Israel has seemingly launched an information blitzkrieg with horror stories from the Hamas attack involving decapitated babies, civilians burnt to death in their houses, hostages taken, and women abused and raped. Israeli Prime Minister Benjamin Netanyahu has vowed revenge, and he a shared a video on X of the bombing of the residential complexes in Gaza.
But the voices within Israel and abroad are forcefully arguing that Bibi (Netanyahu) has blood on his hands. The Arab World had been wary of his policy of annexation of the Palestinian land, and this was a ground for them signing the Abraham Accords to normalize ties with Israel but Bibi was from changing his pandering to the ultra-right politics as he packed his ruling alliance with extremist elements.

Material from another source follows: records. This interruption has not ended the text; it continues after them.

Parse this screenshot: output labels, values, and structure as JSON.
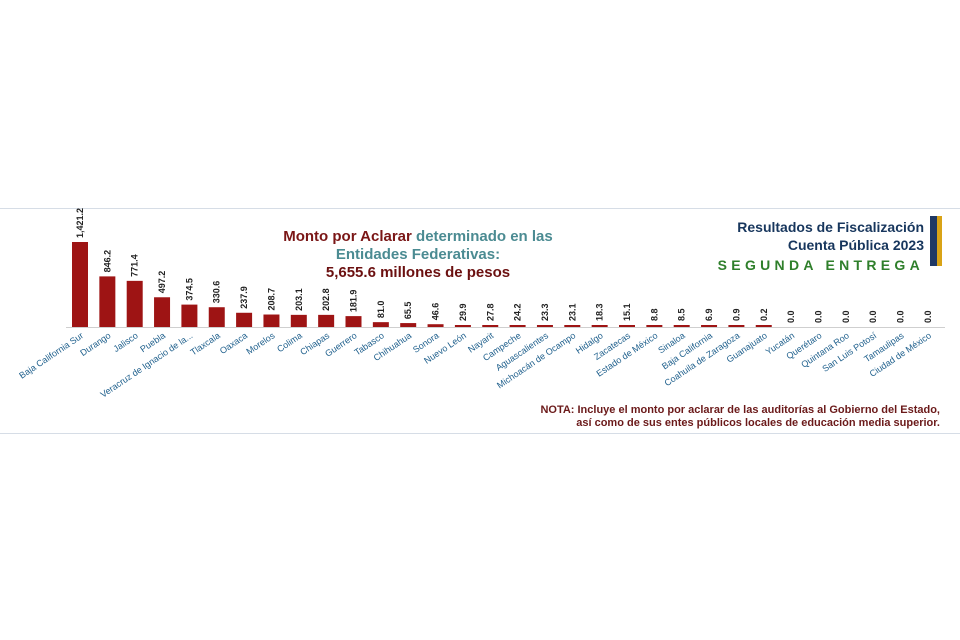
{
  "header": {
    "title_part1": "Monto por Aclarar",
    "title_part2": "determinado en las",
    "title_line2": "Entidades Federativas:",
    "total": "5,655.6 millones de pesos"
  },
  "results": {
    "line1": "Resultados de Fiscalización",
    "line2": "Cuenta Pública 2023",
    "line3": "SEGUNDA ENTREGA"
  },
  "note": {
    "line1": "NOTA: Incluye el monto por aclarar de las auditorías al Gobierno del Estado,",
    "line2": "así como de sus entes públicos locales de educación media superior."
  },
  "colors": {
    "bar": "#9e1414",
    "title_red": "#7a1616",
    "title_teal": "#4b8b92",
    "results_navy": "#17365d",
    "results_green": "#2f7f2b",
    "axis_labels": "#1e5f8c"
  },
  "chart_data": {
    "type": "bar",
    "categories": [
      "Baja California Sur",
      "Durango",
      "Jalisco",
      "Puebla",
      "Veracruz de Ignacio de la...",
      "Tlaxcala",
      "Oaxaca",
      "Morelos",
      "Colima",
      "Chiapas",
      "Guerrero",
      "Tabasco",
      "Chihuahua",
      "Sonora",
      "Nuevo León",
      "Nayarit",
      "Campeche",
      "Aguascalientes",
      "Michoacán de Ocampo",
      "Hidalgo",
      "Zacatecas",
      "Estado de México",
      "Sinaloa",
      "Baja California",
      "Coahuila de Zaragoza",
      "Guanajuato",
      "Yucatán",
      "Querétaro",
      "Quintana Roo",
      "San Luis Potosí",
      "Tamaulipas",
      "Ciudad de México"
    ],
    "values": [
      1421.2,
      846.2,
      771.4,
      497.2,
      374.5,
      330.6,
      237.9,
      208.7,
      203.1,
      202.8,
      181.9,
      81.0,
      65.5,
      46.6,
      29.9,
      27.8,
      24.2,
      23.3,
      23.1,
      18.3,
      15.1,
      8.8,
      8.5,
      6.9,
      0.9,
      0.2,
      0.0,
      0.0,
      0.0,
      0.0,
      0.0,
      0.0
    ],
    "value_labels": [
      "1,421.2",
      "846.2",
      "771.4",
      "497.2",
      "374.5",
      "330.6",
      "237.9",
      "208.7",
      "203.1",
      "202.8",
      "181.9",
      "81.0",
      "65.5",
      "46.6",
      "29.9",
      "27.8",
      "24.2",
      "23.3",
      "23.1",
      "18.3",
      "15.1",
      "8.8",
      "8.5",
      "6.9",
      "0.9",
      "0.2",
      "0.0",
      "0.0",
      "0.0",
      "0.0",
      "0.0",
      "0.0"
    ],
    "ylim": [
      0,
      1421.2
    ],
    "grid": false,
    "legend": "none"
  }
}
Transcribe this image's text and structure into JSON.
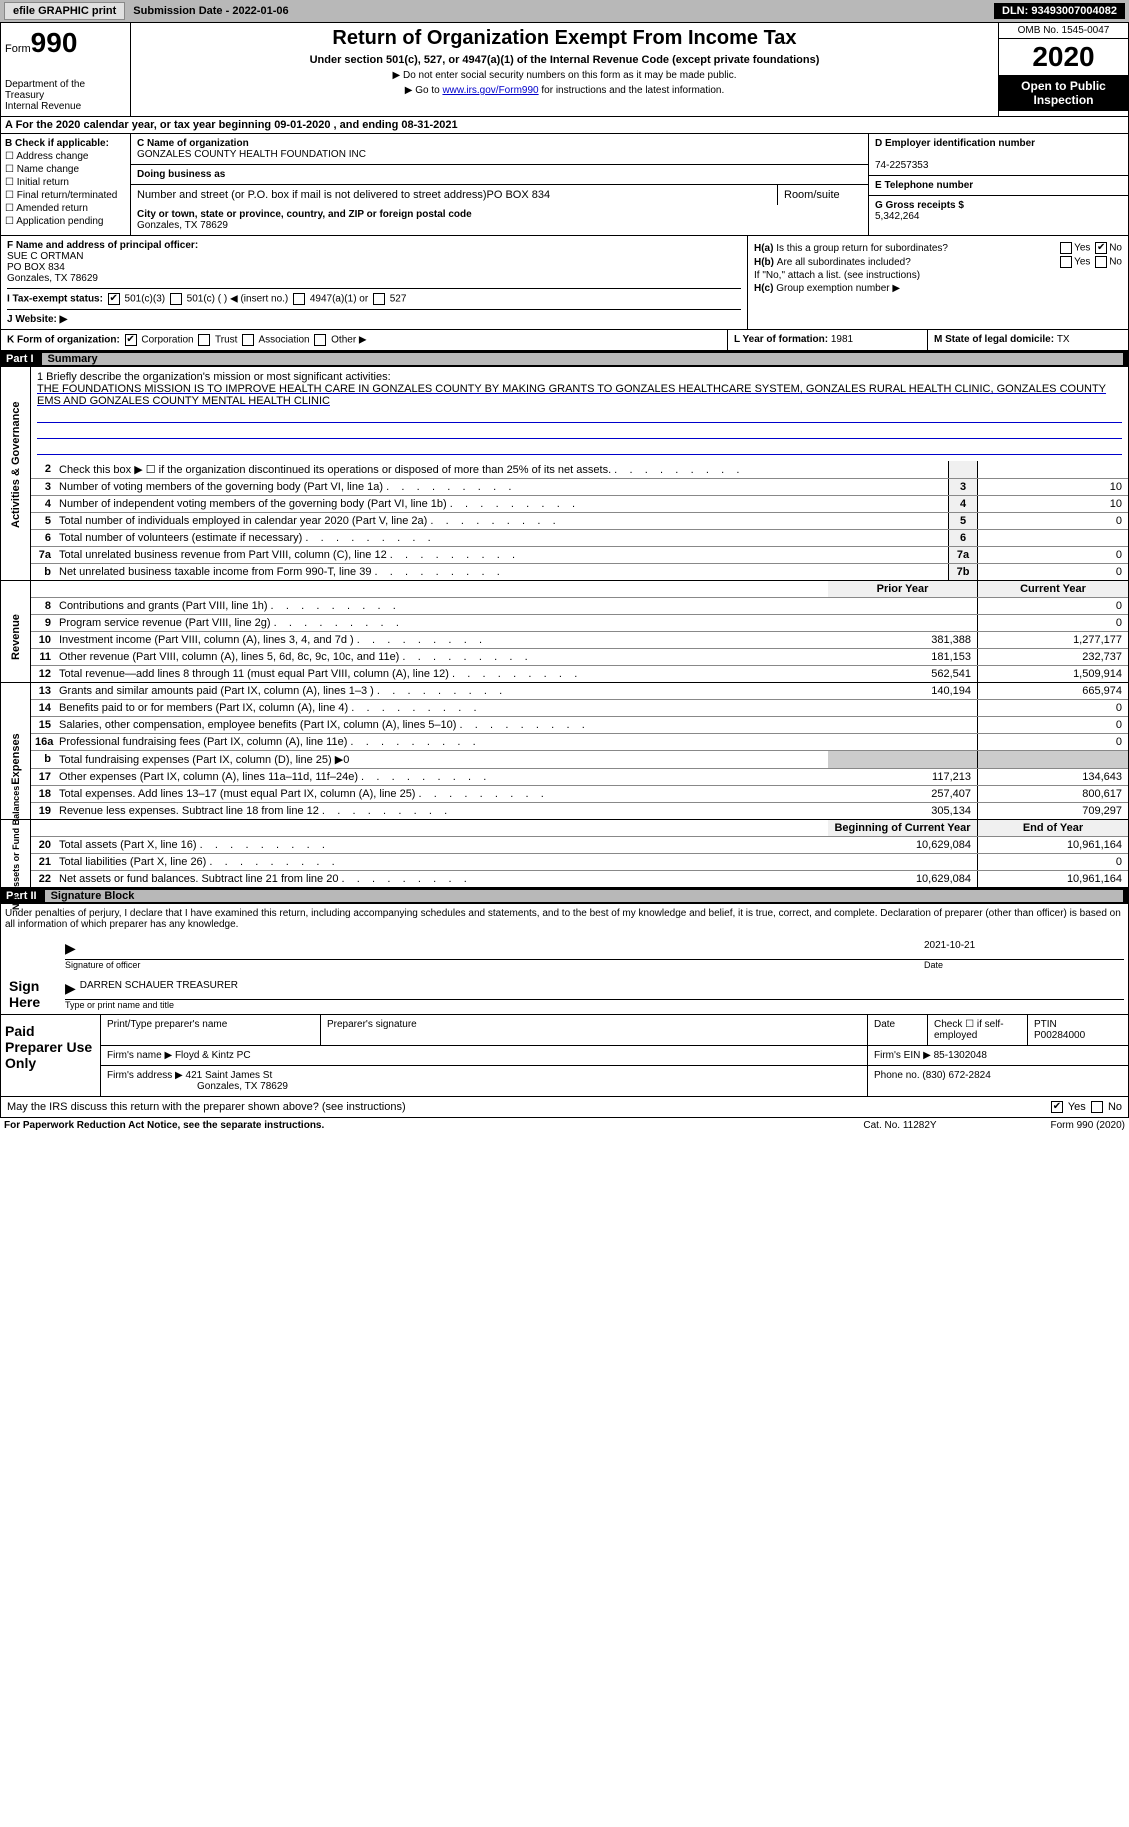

“Netanyahu’s politics of division have done terrible damages to Israel. Bibi prioritized a judicial putsch to strip the Supreme Court of its power to oversee his government. In the process, he fractured Israeli society and military,” Thomas Friedman, a leading foreign affairs commentator, wrote in the New York Times.
The Israeli daily Haaretz in its Editorial, a day after the Hamas attack when it became evident that hundreds of civilians have been killed, was most stinging against Bibi. “The disaster that befell Israel on the holiday of Simchat Torah is the clear responsibility of one person: Benjamin Netanyahu,” Haaretz opined.
The daily further argued that “the prime minister, who has prided himself on his vast political experience and irreplaceable wisdom in security matters, completely failed to identify the dangers he was consciously leading Israel into when establishing a government of annexation and dispossession, when appointing Bezalel Smotrich and Itamar Ben-Gvir to key positions, while embracing a foreign policy that openly ignored the existence and rights of Palestinians.”
Ami Ayalon, who was a top ranking official of Israeli domestic intelligence Shin Beth, told Le Figaro in an interview that “a large part of the responsibility (Hamas attack) lies, of course, with the government”. “The commanders of all security organizations told (Netanyahu) that the policy conducted was bad and that it was obvious that it would be used by our enemies. They perceived a moment of great division around the crisis caused in the country by the justice reform,” La Figaro quoted Ayalon in the interview.
He was further quoted by the French daily, saying that “the Israeli government has done everything to ensure that Fatah and the Palestinian Authority are no longer a partner, because they have given power to Hamas”.
While the Opposition leaders in Israel have thrown their weight behind the Israeli prime minister to deal with war situation, the strategic thinkers are underlying that a return to peace talk may be in the interest of Tel Aviv, noting that the civilian casualty in the Gaza strip could erode sympathy for the country which always lives with an existential threat.